Author: Qi YUN ¹ ; Ruoli DU ² ; Yuying HE ¹ ; Yixin ZHANG ³ ; Jiahui WANG ² ; Hongwei YE ² ; Zhenghong LI ¹ ; Qin GAO ²
Author Information

1. School of Life Sciences, Bengbu Medical University, Bengbu 233030, China.
2. Key Laboratory of Basic and Clinical Cardiovascular and Cerebrovascular Diseases, Bengbu Medical University, Bengbu 233030, China.
3. School of Clinical Medicine, Bengbu Medical University, Bengbu 233030, China.
Publication Type:Journal Article
Keywords: Toll-like receptor 4; cinnamic acid; doxorubicin-induced myocardial injury; ferroptosis; network pharmacology
MeSH: Animals; Ferroptosis/drug effects*; Toll-Like Receptor 4/metabolism*; Myocytes, Cardiac/metabolism*; Mice, Inbred C57BL; Mice; Male; Doxorubicin/adverse effects*; Cinnamates/pharmacology*; Signal Transduction; Reactive Oxygen Species/metabolism*
From: Journal of Southern Medical University 2025;45(9):1946-1958
CountryChina
Language:Chinese
Abstract: OBJECTIVES:To explore the mechanism of cinnamic acid (CA) for improving doxorubicin-induced myocardial injury (DIC) in mice.
METHODS:Network pharmacology analysis was used to obtain the key targets of CA and DIC. Male C57BL/6J mice were randomized into Sham, DOX, CA (25, 50 and 100 mg/kg)+DOX, and CA+Ferrostatin-1+DOX groups, and their myocardial function and pathology were examined by echocardiography and HE staining. Serum levels of CK-MB, LDH, MDA, IL-6, TNF‑α and myocardial ROS level were detected, and the expression levels of TLR4 and ferroptosis pathway proteins in myocardial tissue were detected by Western blotting. Cultured murine cardiomyocytes (HL-1 cells) with or without transfection with a small interfering RNA targeting TLR4 (si-TLR4) were treated with DOX or Erastin, and the cellular ROS content was measured by DCFH-DA staining; the expression level of GPX4 was detected using immunofluorescence staining.

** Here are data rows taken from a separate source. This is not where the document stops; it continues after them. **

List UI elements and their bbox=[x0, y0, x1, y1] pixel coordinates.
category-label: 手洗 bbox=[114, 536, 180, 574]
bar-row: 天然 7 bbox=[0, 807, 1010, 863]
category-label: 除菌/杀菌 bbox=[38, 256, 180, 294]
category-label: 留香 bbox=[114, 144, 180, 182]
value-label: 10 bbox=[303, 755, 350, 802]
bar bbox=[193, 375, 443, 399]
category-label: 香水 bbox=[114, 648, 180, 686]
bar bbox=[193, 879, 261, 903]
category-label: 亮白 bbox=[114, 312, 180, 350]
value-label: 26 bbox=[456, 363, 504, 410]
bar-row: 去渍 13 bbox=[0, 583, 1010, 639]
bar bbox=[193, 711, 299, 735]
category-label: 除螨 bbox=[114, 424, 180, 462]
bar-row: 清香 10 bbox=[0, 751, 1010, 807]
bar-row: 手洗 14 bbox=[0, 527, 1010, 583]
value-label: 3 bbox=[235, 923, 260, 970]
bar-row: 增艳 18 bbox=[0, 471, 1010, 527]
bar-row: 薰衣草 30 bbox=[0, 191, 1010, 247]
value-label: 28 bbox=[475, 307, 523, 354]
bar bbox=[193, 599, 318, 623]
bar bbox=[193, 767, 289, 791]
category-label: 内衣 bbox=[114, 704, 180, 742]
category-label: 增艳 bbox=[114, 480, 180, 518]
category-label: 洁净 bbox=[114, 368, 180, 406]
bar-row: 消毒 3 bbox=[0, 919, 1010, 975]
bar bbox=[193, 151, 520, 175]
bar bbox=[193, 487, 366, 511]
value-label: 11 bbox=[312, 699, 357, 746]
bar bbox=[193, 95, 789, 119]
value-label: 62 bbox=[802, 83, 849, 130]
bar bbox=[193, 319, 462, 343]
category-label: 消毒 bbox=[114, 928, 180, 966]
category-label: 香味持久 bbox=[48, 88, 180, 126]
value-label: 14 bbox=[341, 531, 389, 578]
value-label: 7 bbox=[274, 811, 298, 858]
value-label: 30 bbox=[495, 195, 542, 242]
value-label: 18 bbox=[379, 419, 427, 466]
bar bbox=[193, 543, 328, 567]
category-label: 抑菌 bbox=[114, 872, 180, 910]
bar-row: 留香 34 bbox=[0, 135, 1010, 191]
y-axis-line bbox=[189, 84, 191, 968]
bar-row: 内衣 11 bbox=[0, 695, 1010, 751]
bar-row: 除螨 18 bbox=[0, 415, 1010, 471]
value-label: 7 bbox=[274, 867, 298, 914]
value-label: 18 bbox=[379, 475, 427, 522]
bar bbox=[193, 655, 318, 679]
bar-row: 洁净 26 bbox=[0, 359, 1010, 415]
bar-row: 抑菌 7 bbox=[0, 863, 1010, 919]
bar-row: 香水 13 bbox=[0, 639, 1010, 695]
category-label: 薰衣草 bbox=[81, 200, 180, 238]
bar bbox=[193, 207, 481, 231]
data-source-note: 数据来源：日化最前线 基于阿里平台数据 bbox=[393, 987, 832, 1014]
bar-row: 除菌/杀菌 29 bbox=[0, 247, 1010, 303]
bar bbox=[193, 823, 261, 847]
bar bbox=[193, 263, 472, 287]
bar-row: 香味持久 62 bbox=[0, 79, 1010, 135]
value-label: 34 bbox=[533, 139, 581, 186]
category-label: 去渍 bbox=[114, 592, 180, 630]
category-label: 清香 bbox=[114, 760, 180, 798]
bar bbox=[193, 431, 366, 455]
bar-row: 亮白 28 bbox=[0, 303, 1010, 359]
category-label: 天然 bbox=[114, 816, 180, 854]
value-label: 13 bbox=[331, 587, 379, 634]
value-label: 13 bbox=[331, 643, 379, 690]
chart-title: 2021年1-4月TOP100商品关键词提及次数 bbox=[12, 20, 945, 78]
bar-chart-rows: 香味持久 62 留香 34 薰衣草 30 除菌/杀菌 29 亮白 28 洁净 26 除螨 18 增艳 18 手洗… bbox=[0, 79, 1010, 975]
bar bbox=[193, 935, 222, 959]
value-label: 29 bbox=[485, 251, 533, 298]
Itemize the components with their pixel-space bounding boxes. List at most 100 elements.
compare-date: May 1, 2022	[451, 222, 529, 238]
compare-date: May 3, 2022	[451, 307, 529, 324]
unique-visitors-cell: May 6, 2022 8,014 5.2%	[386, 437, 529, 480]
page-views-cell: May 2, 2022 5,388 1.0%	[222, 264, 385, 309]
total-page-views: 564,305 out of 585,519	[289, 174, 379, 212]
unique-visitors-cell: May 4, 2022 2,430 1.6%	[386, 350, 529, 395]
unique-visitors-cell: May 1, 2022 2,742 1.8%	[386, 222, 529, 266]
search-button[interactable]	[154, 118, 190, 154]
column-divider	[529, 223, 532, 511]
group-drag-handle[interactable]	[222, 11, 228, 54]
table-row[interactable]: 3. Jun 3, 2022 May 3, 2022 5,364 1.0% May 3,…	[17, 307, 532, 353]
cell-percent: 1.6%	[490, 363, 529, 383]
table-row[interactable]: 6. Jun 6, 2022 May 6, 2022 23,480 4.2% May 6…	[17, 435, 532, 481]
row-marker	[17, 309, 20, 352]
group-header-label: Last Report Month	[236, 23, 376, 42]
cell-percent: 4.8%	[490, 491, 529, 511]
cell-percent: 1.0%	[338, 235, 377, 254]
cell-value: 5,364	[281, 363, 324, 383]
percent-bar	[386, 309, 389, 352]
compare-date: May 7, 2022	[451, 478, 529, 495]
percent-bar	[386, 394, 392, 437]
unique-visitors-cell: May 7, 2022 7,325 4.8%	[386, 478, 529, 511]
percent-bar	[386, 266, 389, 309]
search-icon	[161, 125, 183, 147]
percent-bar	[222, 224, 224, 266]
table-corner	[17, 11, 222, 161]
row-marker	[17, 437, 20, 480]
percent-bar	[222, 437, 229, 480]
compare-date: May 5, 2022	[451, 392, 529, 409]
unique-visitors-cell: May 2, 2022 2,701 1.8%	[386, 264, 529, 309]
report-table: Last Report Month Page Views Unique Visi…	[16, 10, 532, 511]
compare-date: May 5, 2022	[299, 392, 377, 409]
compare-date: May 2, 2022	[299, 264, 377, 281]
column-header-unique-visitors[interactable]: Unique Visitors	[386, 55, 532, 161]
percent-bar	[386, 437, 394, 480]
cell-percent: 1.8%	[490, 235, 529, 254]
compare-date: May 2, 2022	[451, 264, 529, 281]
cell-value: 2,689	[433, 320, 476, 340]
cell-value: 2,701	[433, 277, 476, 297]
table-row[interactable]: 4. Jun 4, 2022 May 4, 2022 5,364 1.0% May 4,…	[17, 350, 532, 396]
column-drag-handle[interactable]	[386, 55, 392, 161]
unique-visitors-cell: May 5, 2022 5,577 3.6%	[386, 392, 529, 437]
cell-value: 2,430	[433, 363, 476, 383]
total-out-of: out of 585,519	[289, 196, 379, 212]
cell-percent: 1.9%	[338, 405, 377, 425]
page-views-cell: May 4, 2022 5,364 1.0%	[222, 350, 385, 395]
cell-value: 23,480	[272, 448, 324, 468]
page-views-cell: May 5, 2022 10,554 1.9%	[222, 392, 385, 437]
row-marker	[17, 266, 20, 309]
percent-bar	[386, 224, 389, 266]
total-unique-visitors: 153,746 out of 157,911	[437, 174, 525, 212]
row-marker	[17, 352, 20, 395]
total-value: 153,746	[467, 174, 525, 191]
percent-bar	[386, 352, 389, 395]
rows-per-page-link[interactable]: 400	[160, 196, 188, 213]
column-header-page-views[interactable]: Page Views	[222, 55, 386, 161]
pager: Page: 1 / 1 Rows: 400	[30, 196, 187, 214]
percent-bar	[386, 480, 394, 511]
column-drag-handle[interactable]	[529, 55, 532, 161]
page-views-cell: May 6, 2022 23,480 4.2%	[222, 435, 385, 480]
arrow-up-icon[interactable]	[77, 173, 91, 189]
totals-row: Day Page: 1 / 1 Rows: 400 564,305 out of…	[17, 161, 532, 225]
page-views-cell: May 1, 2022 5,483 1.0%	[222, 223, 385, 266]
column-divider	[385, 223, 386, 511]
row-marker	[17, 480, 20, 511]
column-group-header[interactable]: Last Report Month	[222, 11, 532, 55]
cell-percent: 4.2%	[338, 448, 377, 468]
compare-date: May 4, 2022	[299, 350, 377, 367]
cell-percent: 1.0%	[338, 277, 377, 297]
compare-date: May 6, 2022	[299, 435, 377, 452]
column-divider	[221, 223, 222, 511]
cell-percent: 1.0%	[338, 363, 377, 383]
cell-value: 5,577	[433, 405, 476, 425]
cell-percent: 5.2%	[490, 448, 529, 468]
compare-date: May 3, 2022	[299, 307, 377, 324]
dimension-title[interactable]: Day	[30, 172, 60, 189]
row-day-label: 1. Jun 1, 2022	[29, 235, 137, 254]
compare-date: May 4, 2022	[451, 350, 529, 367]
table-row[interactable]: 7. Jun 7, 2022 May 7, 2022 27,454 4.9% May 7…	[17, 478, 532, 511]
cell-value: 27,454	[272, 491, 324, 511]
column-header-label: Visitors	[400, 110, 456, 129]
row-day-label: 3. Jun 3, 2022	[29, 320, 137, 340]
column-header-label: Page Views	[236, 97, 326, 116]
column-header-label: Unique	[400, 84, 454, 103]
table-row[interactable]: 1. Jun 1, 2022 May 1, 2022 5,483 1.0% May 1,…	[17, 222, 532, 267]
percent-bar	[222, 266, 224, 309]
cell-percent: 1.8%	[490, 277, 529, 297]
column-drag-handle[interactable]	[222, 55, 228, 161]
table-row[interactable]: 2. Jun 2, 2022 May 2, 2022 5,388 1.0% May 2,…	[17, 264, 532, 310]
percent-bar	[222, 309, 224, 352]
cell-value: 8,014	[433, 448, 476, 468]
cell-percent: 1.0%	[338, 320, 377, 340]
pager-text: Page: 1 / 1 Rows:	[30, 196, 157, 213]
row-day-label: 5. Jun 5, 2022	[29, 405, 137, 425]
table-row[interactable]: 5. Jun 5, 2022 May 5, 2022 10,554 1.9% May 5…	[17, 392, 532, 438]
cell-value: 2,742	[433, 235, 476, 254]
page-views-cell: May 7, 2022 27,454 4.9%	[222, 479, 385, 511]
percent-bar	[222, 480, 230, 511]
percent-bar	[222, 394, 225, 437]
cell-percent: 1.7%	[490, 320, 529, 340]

RESULTS:Network pharmacology analysis suggested that CA may improve DIC through TLR4 signaling. DOX treatment caused obvious myocardial injury in mice, which showed significantly increased serum levels of CK-MB, LDH, MDA, IL-6, TNF-α and myocardial ROS level with decreased myocardial levels of SLC7A11 and GPX4 proteins and increased levels of TLR4 and PTGS2 proteins. All these changes in the mouse models were significantly alleviated by treatment with CA, and the mice receiving CA or ferrostatin-1 treatment exhibited increased myocardial expressions of SLC7A11 and GPX4 proteins and lowered expressions of TLR4 and PTGS2 proteins. In cultured HL-1 cells, treatment with DOX and Erastin both obviously increased intracellular ROS level and decreased cellular GPX4 expression level, and these changes were strongly attenuated by TLR4 interference.
CONCLUSIONS:CA, as a potent herbal monomer, can effectively alleviate DIC in mice by inhibiting TLR4-mediated ferroptosis.